Belleği şu sözlerle doldu:
“Kızını dövmeyen dizini döver”
“Kadının sırtından sopayı karnından sıpayı eksik etmeyeceksin.”
“Oğlan doğuran övünsün, kız doğuran dövünsün.”
“Kızın var mı derdin var, kızın var mı sızın var.”
“Kız çocuğu ya er koynunda ya yer koynunda.”
“Kızı kendi haline bırakırsan ya davulcuya kaçar, ya zurnacıya.”
“Avratta vefa zehirde şifa olmaz.”
“Gün doğmadan kalkan avrat, deh demeden yürüyen at.”

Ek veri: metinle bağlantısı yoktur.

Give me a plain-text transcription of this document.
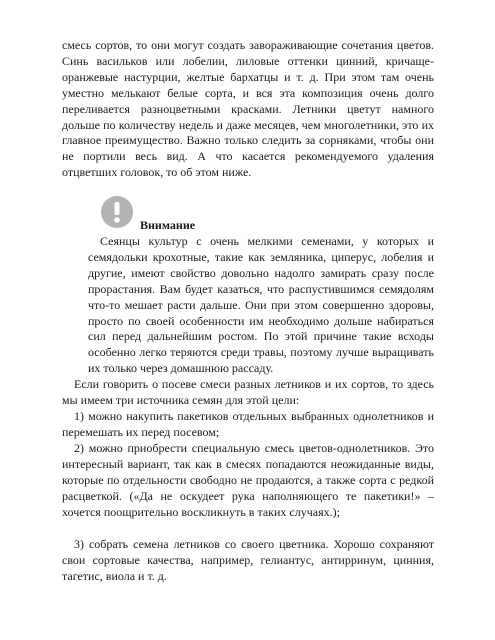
смесь сортов, то они могут создать завораживающие сочетания цветов. Синь васильков или лобелии, лиловые оттенки цинний, кричаще-оранжевые настурции, желтые бархатцы и т. д. При этом там очень уместно мелькают белые сорта, и вся эта композиция очень долго переливается разноцветными красками. Летники цветут намного дольше по количеству недель и даже месяцев, чем многолетники, это их главное преимущество. Важно только следить за сорняками, чтобы они не портили весь вид. А что касается рекомендуемого удаления отцветших головок, то об этом ниже.

Внимание

Сеянцы культур с очень мелкими семенами, у которых и семядольки крохотные, такие как земляника, циперус, лобелия и другие, имеют свойство довольно надолго замирать сразу после прорастания. Вам будет казаться, что распустившимся семядолям что-то мешает расти дальше. Они при этом совершенно здоровы, просто по своей особенности им необходимо дольше набираться сил перед дальнейшим ростом. По этой причине такие всходы особенно легко теряются среди травы, поэтому лучше выращивать их только через домашнюю рассаду.

Если говорить о посеве смеси разных летников и их сортов, то здесь мы имеем три источника семян для этой цели:

1) можно накупить пакетиков отдельных выбранных однолетников и перемешать их перед посевом;

2) можно приобрести специальную смесь цветов-однолетников. Это интересный вариант, так как в смесях попадаются неожиданные виды, которые по отдельности свободно не продаются, а также сорта с редкой расцветкой. («Да не оскудеет рука наполняющего те пакетики!» – хочется поощрительно воскликнуть в таких случаях.);

3) собрать семена летников со своего цветника. Хорошо сохраняют свои сортовые качества, например, гелиантус, антирринум, цинния, тагетис, виола и т. д.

“Kadının yüzünün karası, erkeğin elinin kınası.”
“İyi ipek kendini kırdırmaz, iyi kadın kendini dövdürmez.”
Ve şu sözler de belleğinde derin izler bıraktı:
“Eksik etek.”
“Karı gibi konuşma.”
“Saçı uzun aklı kısa.”
“Elinin hamuruyla erkek işine karışma.”
“Erkeksiz avrat, yularsız at.”
Kadına şiddetin perde arkası ile böyle yetişen bir erkeğin normal olması mümkün mü? sorusunu soruyorum!
Mümkün olmadığını hemen her gün işlenen kadın cinayetleriyle görüyoruz.
Peki, ne yapılabilir?
Kadınları korumak için daha ciddi güvenlik önlemlerinin alınması, adalet sisteminin şiddete
sıfır toleransla yaklaşması, kız çocuklarının eğitimin son aşamasına kadar okumalarının
sağlanması önemlidir elbette.
Şiddet mağduru kadınlar için barınıp yaşamlarını yeniden kurabilecekleri sosyal kurumların
olmasının değeri de inkar edilemez.
Ama bana kalırsa sorunun kesin çözümü, erkeklerin kültürel kodlarının düzeltilmesinden
geçiyor. “Kadına şiddetin perde arkası” bunu vurgulamak istedim.
Anneden babaya, teyzeden dayıya, komşudan mahalledeki esnafa, kreşteki öğretmenden
üniversitedeki profesöre kadar ona dokunan herkesin kadın-erkek eşitliğini önemle
vurgulaması ve şiddeti lanetlemesi gerekiyor.